What is your dream role?
Neil LaBute's play Fat Pig -- we were set to do that and we were about a week away from going back to rehearsal when we lost our key financier. So unfortunately now it's looking like we might not be doing it until the spring, if we can do it at all. The part of Carter though, that I saw a few years ago when Chris Pine played him -- I saw the play and immediately said, "That's the character I want to play."
What about the character spoke to you?
Well the play itself is really a morality tale about how we see image. It's a four-person play. Tom, my character's best friend, basically falls in love with an obese woman. We all think she is the greatest until we meet her. Based on physicality, I try to talk him out of this relationship. My character is just an asshole -- a caustic, sterile, verbally abusive character. Yet, there is this great moment where Carter talks about his obese mother and what he experienced growing up with her. Similar to my character in Answers to Nothing, it starts out with my character being a complete jerk. No [audience member] is going to want this guy back and yet there is this tremendous floodgate moment where he just opens up and admits that he hated his mother because of her weight. I love roles where you take risks and I don't mind that these characters polarize people.

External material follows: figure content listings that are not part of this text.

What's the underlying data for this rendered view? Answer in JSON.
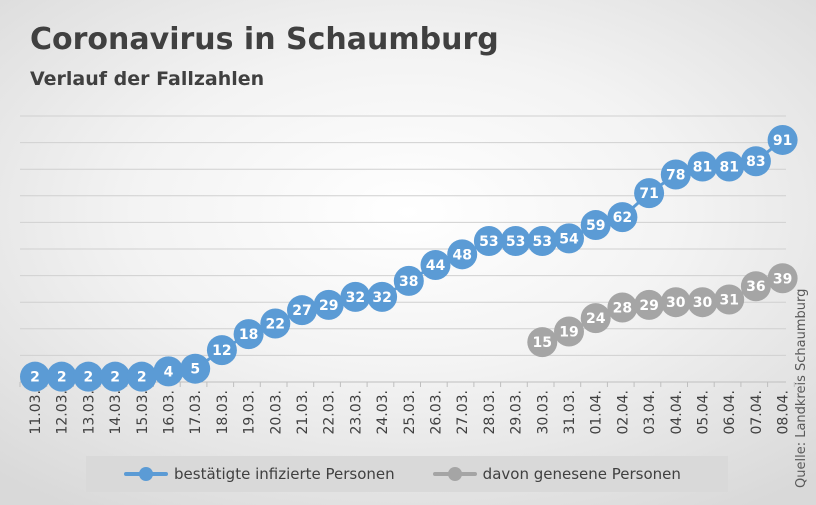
{
  "chart_data": {
    "type": "line",
    "title": "Coronavirus in Schaumburg",
    "subtitle": "Verlauf der Fallzahlen",
    "categories": [
      "11.03.",
      "12.03.",
      "13.03.",
      "14.03.",
      "15.03.",
      "16.03.",
      "17.03.",
      "18.03.",
      "19.03.",
      "20.03.",
      "21.03.",
      "22.03.",
      "23.03.",
      "24.03.",
      "25.03.",
      "26.03.",
      "27.03.",
      "28.03.",
      "29.03.",
      "30.03.",
      "31.03.",
      "01.04.",
      "02.04.",
      "03.04.",
      "04.04.",
      "05.04.",
      "06.04.",
      "07.04.",
      "08.04."
    ],
    "series": [
      {
        "name": "bestätigte infizierte Personen",
        "color": "#5b9bd5",
        "values": [
          2,
          2,
          2,
          2,
          2,
          4,
          5,
          12,
          18,
          22,
          27,
          29,
          32,
          32,
          38,
          44,
          48,
          53,
          53,
          53,
          54,
          59,
          62,
          71,
          78,
          81,
          81,
          83,
          91
        ]
      },
      {
        "name": "davon genesene Personen",
        "color": "#a5a5a5",
        "values": [
          null,
          null,
          null,
          null,
          null,
          null,
          null,
          null,
          null,
          null,
          null,
          null,
          null,
          null,
          null,
          null,
          null,
          null,
          null,
          15,
          19,
          24,
          28,
          29,
          30,
          30,
          31,
          36,
          39
        ]
      }
    ],
    "ylim": [
      0,
      100
    ],
    "gridlines": true,
    "legend_position": "bottom",
    "source": "Quelle: Landkreis Schaumburg"
  }
}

This is the second dramatic character we've talked about -- and you've either played or are about to play -- who has a love-vitriolic hate relationship with his mother that manifests itself in ugly, damaging ways. Is that just a coincidence?

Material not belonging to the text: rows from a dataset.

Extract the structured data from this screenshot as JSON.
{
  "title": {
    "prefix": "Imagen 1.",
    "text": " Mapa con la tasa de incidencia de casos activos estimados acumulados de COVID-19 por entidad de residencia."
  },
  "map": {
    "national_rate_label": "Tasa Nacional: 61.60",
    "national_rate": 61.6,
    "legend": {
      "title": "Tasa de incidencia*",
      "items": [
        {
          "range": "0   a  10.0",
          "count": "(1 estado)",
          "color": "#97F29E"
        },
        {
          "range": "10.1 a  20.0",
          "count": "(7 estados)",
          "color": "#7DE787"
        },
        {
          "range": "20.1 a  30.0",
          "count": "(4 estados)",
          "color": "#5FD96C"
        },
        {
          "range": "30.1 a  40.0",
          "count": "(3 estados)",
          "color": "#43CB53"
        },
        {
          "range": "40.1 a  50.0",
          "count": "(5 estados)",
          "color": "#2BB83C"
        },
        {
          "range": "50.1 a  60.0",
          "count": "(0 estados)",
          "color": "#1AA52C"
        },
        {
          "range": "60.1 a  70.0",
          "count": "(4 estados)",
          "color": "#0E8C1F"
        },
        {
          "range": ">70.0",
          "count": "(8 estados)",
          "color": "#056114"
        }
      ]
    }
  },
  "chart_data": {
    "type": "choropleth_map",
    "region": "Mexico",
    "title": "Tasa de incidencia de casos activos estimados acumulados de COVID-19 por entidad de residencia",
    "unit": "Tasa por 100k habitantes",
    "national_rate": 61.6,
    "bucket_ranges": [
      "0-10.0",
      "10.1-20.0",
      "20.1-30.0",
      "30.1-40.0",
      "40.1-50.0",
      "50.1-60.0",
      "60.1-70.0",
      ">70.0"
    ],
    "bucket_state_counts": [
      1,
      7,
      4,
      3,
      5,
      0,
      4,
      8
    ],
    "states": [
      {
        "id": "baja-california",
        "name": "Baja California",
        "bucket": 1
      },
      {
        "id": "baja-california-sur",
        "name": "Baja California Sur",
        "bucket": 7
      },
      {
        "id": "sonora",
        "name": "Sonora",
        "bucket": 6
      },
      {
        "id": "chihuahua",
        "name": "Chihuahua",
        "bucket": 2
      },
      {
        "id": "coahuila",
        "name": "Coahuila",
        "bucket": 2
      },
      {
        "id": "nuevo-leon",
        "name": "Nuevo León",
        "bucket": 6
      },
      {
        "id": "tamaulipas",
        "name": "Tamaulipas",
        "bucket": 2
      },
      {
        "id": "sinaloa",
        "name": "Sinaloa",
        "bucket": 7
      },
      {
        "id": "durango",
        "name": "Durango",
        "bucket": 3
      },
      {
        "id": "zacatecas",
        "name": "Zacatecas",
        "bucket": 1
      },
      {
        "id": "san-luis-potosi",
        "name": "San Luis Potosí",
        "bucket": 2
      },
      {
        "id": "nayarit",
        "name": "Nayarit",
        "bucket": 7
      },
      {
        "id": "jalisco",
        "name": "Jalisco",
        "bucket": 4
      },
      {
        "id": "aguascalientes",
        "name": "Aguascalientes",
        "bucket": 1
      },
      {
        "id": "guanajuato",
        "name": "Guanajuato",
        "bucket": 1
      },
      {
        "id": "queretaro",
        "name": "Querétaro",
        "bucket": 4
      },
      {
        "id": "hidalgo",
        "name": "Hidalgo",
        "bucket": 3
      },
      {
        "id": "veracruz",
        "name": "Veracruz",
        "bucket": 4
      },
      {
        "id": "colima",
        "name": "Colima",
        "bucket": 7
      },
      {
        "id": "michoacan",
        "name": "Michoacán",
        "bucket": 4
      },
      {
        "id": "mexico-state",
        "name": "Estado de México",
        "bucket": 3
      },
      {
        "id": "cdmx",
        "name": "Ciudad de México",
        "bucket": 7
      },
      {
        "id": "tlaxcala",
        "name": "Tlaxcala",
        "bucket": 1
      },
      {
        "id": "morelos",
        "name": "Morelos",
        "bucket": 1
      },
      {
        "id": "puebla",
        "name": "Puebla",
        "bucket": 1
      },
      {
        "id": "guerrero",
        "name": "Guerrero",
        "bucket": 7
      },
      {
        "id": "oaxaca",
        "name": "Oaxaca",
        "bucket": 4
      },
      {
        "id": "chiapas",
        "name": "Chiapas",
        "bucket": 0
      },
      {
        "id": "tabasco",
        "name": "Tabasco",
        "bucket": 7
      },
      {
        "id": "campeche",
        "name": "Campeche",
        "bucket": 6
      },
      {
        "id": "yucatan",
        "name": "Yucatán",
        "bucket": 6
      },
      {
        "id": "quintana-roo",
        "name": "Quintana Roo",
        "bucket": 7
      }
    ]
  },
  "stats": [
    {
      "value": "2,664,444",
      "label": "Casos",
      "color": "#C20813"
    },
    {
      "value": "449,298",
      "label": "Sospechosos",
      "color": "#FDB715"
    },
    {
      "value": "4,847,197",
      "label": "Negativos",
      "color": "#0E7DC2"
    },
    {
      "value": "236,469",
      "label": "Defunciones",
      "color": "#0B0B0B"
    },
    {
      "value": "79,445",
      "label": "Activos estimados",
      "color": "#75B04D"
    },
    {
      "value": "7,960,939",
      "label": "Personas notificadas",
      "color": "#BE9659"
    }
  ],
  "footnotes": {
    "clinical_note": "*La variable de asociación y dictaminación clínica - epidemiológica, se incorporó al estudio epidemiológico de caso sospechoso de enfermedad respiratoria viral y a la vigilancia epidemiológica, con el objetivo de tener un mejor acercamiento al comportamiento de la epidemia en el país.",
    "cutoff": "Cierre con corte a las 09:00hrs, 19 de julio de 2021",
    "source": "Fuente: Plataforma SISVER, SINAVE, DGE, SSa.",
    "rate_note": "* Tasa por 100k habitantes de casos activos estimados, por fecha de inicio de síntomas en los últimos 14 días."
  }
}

I love my mom so much and that could not be further from the relationship that I have with her. I would not be sitting here with you if it was not for my mom. My nickname for my mom was "The Compass." She actually passed away a few years ago. She always knew the direction I had before I knew it. I had zero belief in myself growing up. I grew up very self-loathing. I was a phobic. I had anxiety. I had panic attacks. Once I left my house I was a wreck. Yet, here was this empowered, funny, very cool woman -- my mom would listen to AC/DC's "Hells Bells" with my friends in the car -- and she would tell me, "You have a lot of soul, Dane. Every day, you have to believe in yourself." I had so much insecurity though and she saw [my whole future] laid out. I can't tell you how many times I'd call my mom to tell her, "I'm hosting SNL" and she'd just say, "I know." She knew it was all going to happen.
So you've talked about your character's breakthrough moment, the breakthrough moment you forced upon comedy club audience members...what was Dane Cook's personal breakthrough moment?
I think mine happened sometime in the last few years. My mom and dad passed away from cancer. Within nine months, I lost both of my folks. Immediately after that, I had a horrible betrayal where my brother, who worked for me, stole a lot of my money. He's in jail now. Here I was, reaching a larger success in my life but simultaneously dealing with this. My professional dreams were coming true while I was living a personal nightmare. It's amazing the lessons that came out of that. I had to go inward and first, I had to accept my accomplishments which I had never done. I don't think I ever sat and enjoyed them. I was always thinking, "What's next, what's next" or just trying to accomplish something for my folks.
A gift that [those experiences] gave me was that they taught me to stop and appreciate what I've done. I've done a lot and it's okay to share that. Now, I'm starting with something that is all for me. I don't have to do anything for anyone else's benefit anymore. I just want to exceed my own expectations.